İki yıl önce buraya kalbimi kazanmak için sonuna kadar mücadele edeceğini söyleyen çocukla gelmiştim. Kalbimi kazanmıştı kazanmasına ama bir hafta sonra nişan haberini duymak kalbimi paramparça etmişti. Benimle oynayarak bir şeylerin peşine düştüğünü sanmıyordum. Derdi sevmek de değildi sevseydi bırakmazdı. Beni bir tek babam sevmişti bir de kız kardeşlerim ama diğer insanlar hiç sevmedi. Sevmeye layık biri değil miydim? Kimse beni sevemez miydi? Sevilmeyecek kadar çirkin miydim? İnsanlar gözlerime bakınca ilk başta şaşırıyor daha sonra korkuyorlardı. Hatta bazen korktuklarını yüzlerine bakmamamı söylüyorlardı. Ben de bakmıyordum başımı eğerek konuştuğum çok kişi vardı.

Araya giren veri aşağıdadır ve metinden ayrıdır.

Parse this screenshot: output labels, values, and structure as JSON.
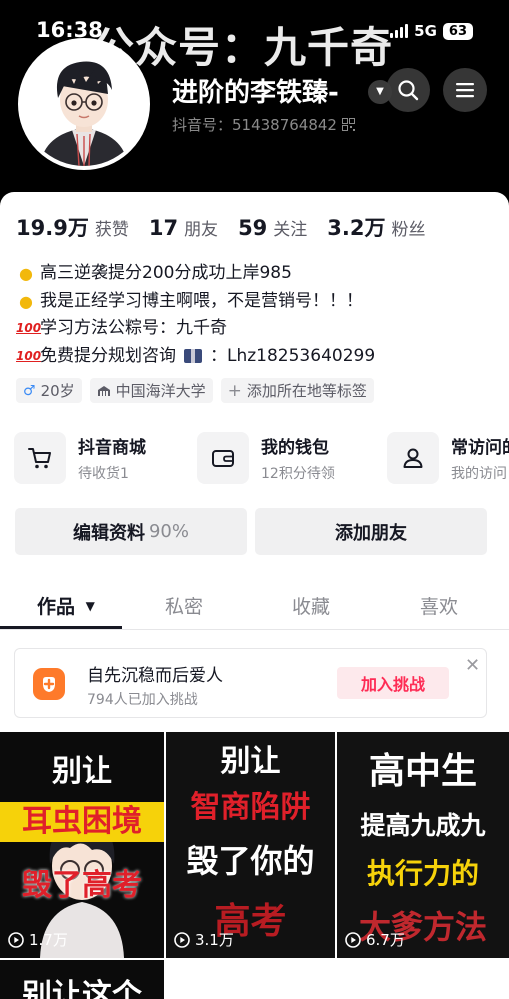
{
  "status_bar": {
    "time": "16:38",
    "network": "5G",
    "battery": "63"
  },
  "watermark": "公众号：九千奇",
  "profile": {
    "nickname": "进阶的李铁臻-",
    "douyin_id": "抖音号：51438764842"
  },
  "stats": [
    {
      "num": "19.9万",
      "label": "获赞"
    },
    {
      "num": "17",
      "label": "朋友"
    },
    {
      "num": "59",
      "label": "关注"
    },
    {
      "num": "3.2万",
      "label": "粉丝"
    }
  ],
  "bio": [
    {
      "icon": "lightbulb",
      "text": "高三逆袭提分200分成功上岸985"
    },
    {
      "icon": "lightbulb",
      "text": "我是正经学习博主啊喂，不是营销号！！！"
    },
    {
      "icon": "hundred-points",
      "text": "学习方法公粽号：九千奇"
    },
    {
      "icon": "hundred-points",
      "text": "免费提分规划咨询",
      "suffix": "：Lhz18253640299"
    }
  ],
  "tags": [
    {
      "icon": "male",
      "text": "20岁"
    },
    {
      "icon": "school",
      "text": "中国海洋大学"
    },
    {
      "icon": "plus",
      "text": "添加所在地等标签"
    }
  ],
  "services": [
    {
      "icon": "cart",
      "title": "抖音商城",
      "sub": "待收货1"
    },
    {
      "icon": "wallet",
      "title": "我的钱包",
      "sub": "12积分待领"
    },
    {
      "icon": "person",
      "title": "常访问的",
      "sub": "我的访问"
    }
  ],
  "actions": {
    "edit": "编辑资料",
    "edit_percent": "90%",
    "add_friend": "添加朋友"
  },
  "tabs": [
    "作品",
    "私密",
    "收藏",
    "喜欢"
  ],
  "challenge": {
    "title": "自先沉稳而后爱人",
    "sub": "794人已加入挑战",
    "button": "加入挑战"
  },
  "videos": [
    {
      "lines": [
        "别让",
        "耳虫困境",
        "毁了高考"
      ],
      "plays": "1.7万"
    },
    {
      "lines": [
        "别让",
        "智商陷阱",
        "毁了你的",
        "高考"
      ],
      "plays": "3.1万"
    },
    {
      "lines": [
        "高中生",
        "提高九成九",
        "执行力的",
        "大爹方法"
      ],
      "plays": "6.7万"
    },
    {
      "lines": [
        "别让这个"
      ]
    }
  ],
  "colors": {
    "accent": "#fe2c55",
    "challenge_icon": "#fe7a2a",
    "highlight_yellow": "#f6d20a",
    "highlight_red": "#e0202a"
  }
}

“Kalbini kim böyle kırdı?”
Barzan’ın iki dakikalık sessizlikten sonra yavaşça sorduğu soruyla yüzümdeki ifadeyi düzelttim. İlgisiz ve kayıtsız kalmak benim maskemdi.
“Seni çok üzmüşler menekşe. Kalbi kırık kızların biraz ilgiye ihtiyacı olur. Ben buradayım dinlerim seni.” diye bu kez de nazik olmaya çalışırcasına mırıldanınca başımı çevirip kısık gözlerine baktım. Yüzünde asla silinmeyecek bir tebessüm vardı.
“Sana nişanlıyım dedim. Beni duymuyor musun sen? Ahlaksızlık yapmayı bırak artık yoksa kardeşimi alır giderim.” dedim haline tavrına dayanamayarak.
“Ben ve ahlaksızlık? Çok şaşkınım ilk defa biri bana ahlaksızlıkla suçluyor.” diyerek sırtını yasladığı sedirden doğruldu ve kollarını masaya koyup bana yoğunlaştı. “Çok üzgün görünüyorsun seni neşelendirmek için bir şeyler yapıyorum ama o kadar kendini kapatmaya alışmışsın ki hayatındaki güzelliklere bile kapılarını açamaz olmuşsun.”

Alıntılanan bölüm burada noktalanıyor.